The Ontario Securities Commission (OSC) would tend to agree. In an earlier interview with Blockworks, Brian Mosoff, CEO of Ether Capital, which acted as a consultant to Purpose Investments to prepare its bitcoin ETF, said the OSC wanted to see if the custodian infrastructure was market ready and capable of executing daily liquidity. The ‘beta test’ for this was the success of closed-end bitcoin funds like the Grayscale Bitcoin Trust (GBTC) or 3iQ’s bitcoin fund.
“These were important products to bring to the market and they really paved the way for the regulator to get comfortable and say, ‘there are institutional-grade ways we can do custody, right?’” Mosoff said at the time. “The closed-end funds were in the market long enough and proved the custodians weren’t going to get hacked.”
Donoghue pointed out that custody solutions, including those made by his firm, are approved by regulators the world over from the UK’s Financial Conduct Authority, Switzerland’s FINMA, Singapore’s MAS, and the US’ very own Office of the Comptroller of the Currency (OCC).
“You’ve seen OCC regulators be quite comfortable with the banks getting involved in crypto custody,” he said.
Market manipulation is another issue that has been talked about when the topic of the SEC’s lack of approval gets mentioned. After all, last week’s crash — partially blamed on Elon Musk’s ESG-themed musings on bitcoin — could push this narrative.
But Donoghue doesn’t agree with this.
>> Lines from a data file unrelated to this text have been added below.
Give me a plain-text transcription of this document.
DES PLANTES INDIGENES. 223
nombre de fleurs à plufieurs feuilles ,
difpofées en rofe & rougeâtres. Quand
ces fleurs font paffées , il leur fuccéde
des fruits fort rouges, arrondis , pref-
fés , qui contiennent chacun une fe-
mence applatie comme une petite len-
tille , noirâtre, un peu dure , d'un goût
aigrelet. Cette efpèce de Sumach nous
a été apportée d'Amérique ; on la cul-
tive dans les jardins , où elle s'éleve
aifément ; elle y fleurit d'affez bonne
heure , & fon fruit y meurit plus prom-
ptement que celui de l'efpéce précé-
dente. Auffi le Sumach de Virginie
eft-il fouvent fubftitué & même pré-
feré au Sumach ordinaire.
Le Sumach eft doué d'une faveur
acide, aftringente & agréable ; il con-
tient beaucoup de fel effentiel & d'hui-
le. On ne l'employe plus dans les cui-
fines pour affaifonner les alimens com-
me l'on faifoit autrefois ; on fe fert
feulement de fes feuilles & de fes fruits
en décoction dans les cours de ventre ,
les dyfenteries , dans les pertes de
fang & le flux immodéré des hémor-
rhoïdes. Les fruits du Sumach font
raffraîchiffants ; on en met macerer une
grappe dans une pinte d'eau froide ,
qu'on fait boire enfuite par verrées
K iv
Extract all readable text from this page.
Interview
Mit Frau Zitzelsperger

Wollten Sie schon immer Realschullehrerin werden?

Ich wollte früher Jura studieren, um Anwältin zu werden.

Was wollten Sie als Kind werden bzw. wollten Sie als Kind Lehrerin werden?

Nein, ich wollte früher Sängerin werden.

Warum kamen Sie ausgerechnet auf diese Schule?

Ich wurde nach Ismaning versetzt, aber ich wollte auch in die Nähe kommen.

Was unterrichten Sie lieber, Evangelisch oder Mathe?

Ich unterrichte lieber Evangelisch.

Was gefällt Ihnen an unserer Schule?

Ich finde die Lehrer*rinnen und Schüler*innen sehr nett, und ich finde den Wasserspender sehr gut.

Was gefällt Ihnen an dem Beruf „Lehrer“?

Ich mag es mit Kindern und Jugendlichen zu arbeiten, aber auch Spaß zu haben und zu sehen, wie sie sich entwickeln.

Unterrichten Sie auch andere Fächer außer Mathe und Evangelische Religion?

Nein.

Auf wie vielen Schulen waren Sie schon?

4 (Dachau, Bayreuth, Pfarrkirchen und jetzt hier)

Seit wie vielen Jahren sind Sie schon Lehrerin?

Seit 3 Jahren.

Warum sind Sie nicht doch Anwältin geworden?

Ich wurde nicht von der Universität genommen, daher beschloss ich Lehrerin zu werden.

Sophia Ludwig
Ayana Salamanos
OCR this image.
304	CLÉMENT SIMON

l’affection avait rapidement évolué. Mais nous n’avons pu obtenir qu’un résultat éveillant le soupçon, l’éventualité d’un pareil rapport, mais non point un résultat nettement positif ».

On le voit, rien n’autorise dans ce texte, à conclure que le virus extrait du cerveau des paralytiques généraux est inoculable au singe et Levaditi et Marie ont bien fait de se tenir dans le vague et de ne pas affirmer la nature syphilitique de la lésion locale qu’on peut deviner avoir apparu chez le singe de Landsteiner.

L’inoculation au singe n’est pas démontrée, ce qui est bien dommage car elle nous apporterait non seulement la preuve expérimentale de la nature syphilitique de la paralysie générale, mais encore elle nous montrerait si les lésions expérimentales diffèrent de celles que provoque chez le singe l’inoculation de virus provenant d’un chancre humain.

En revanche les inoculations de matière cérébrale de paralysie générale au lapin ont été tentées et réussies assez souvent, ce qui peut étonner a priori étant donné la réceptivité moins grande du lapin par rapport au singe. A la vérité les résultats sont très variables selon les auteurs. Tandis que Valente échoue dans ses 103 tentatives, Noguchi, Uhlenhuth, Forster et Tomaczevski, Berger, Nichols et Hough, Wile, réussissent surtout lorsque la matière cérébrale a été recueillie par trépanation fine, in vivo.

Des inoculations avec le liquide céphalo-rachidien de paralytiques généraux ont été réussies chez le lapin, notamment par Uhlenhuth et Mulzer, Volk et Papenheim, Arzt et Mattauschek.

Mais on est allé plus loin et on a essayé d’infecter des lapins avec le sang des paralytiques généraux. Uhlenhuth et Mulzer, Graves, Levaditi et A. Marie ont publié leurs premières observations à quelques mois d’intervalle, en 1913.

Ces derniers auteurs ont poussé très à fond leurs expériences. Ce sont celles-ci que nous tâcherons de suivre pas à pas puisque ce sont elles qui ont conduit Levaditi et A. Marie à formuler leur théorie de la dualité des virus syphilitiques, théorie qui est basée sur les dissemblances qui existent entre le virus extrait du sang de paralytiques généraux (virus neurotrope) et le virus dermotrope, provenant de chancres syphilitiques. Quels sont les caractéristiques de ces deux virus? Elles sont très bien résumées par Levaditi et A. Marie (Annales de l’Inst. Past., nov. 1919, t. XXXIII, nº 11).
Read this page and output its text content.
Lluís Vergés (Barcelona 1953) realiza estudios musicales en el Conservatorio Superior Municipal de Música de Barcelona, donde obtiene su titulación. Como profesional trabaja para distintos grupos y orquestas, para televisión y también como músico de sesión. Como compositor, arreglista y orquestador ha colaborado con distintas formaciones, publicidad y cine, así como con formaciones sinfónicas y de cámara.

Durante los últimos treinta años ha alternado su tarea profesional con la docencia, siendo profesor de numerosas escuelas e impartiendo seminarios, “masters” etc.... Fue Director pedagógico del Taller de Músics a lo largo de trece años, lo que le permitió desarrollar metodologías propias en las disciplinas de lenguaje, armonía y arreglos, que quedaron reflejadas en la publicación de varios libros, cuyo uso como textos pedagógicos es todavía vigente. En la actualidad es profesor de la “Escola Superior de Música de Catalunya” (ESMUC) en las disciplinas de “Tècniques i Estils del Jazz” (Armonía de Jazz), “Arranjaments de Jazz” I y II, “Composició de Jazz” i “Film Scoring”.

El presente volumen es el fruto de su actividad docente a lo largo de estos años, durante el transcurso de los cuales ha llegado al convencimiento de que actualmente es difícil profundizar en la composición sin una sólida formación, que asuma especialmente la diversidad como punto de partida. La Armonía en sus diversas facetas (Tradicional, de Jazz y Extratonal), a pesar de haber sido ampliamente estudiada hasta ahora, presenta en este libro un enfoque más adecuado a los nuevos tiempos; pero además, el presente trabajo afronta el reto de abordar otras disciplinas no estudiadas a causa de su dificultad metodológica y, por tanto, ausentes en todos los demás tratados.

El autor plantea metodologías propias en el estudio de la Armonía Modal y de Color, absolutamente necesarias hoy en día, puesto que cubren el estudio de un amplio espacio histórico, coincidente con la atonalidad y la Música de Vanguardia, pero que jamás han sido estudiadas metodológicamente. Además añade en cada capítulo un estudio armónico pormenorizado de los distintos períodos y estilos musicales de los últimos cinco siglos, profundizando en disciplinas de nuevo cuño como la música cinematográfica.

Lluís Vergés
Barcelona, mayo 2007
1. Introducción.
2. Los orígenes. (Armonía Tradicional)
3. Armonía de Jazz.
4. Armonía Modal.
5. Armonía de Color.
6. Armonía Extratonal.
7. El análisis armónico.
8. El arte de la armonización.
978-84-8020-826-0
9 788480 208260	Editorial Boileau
Bitcoin, with its $700 billion market cap, and a broader digital assets asset class dwarfs many of the other themed ETFs on the market.
“I don’t think that’s necessarily justified given the range of other ETFs they list, which are potentially much smaller market caps and much more niche products,” he said. “You’re talking about a trillion dollar asset class now which has all the major banks and many of the major global investors actively involved with it.”
“I think it’s a mystery why there’s still resistance at the SEC to a bitcoin ETF,” he continued.